This project focuses on the development of a quadruped robot designed for autonomous locomotion in an aisle-like environment. The robot is equipped with wheels on its feet, allowing it to both walk and drive, with the ability to switch modes depending on the terrain and obstacles it encounters.
- Hybrid Locomotion: The robot can walk using its four legs or drive using its foot-mounted wheels, switching between modes to optimize mobility.
- Real-Time Obstacle Avoidance: Equipped just with a camera, the robot can detect and navigate around obstacles in real time.
- Autonomous Pathfinding: Using algorithms for path planning, the robot can find the most efficient route to its destination while avoiding obstacles.

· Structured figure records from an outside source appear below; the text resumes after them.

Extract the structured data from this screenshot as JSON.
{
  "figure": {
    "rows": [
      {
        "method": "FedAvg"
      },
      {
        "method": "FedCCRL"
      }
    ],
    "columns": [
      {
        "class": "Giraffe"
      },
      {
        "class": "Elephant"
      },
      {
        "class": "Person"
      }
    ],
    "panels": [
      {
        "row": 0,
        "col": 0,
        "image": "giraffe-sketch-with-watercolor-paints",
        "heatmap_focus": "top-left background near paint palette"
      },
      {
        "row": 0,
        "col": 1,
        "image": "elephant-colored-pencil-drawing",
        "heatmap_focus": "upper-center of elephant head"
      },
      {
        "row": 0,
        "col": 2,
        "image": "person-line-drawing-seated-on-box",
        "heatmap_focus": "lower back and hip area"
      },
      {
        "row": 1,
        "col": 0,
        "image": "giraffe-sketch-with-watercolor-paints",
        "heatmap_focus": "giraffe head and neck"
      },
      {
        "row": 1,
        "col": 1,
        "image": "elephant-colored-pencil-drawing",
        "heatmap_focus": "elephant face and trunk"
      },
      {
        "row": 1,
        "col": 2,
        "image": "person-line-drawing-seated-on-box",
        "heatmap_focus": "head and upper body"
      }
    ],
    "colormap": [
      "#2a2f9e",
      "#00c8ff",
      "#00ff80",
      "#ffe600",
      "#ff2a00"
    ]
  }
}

- Multi-Joint Coordination: Each leg has two joints, providing a range of movement to adapt to different terrains and challenges.
- Terrain-Based Mode Switching: The robot autonomously decides when to walk (e.g., over complex obstacles) or drive (e.g., smooth surfaces).
- Sensor Processing: Processes data from only a monocular cameras to understand the environment and make navigation decisions.
- Locomotion Control: Coordinates the legs and wheels for smooth transitions between walking and driving.
- Pathfinding Algorithm: Implements algorithms for obstacle avoidance and efficient path planning.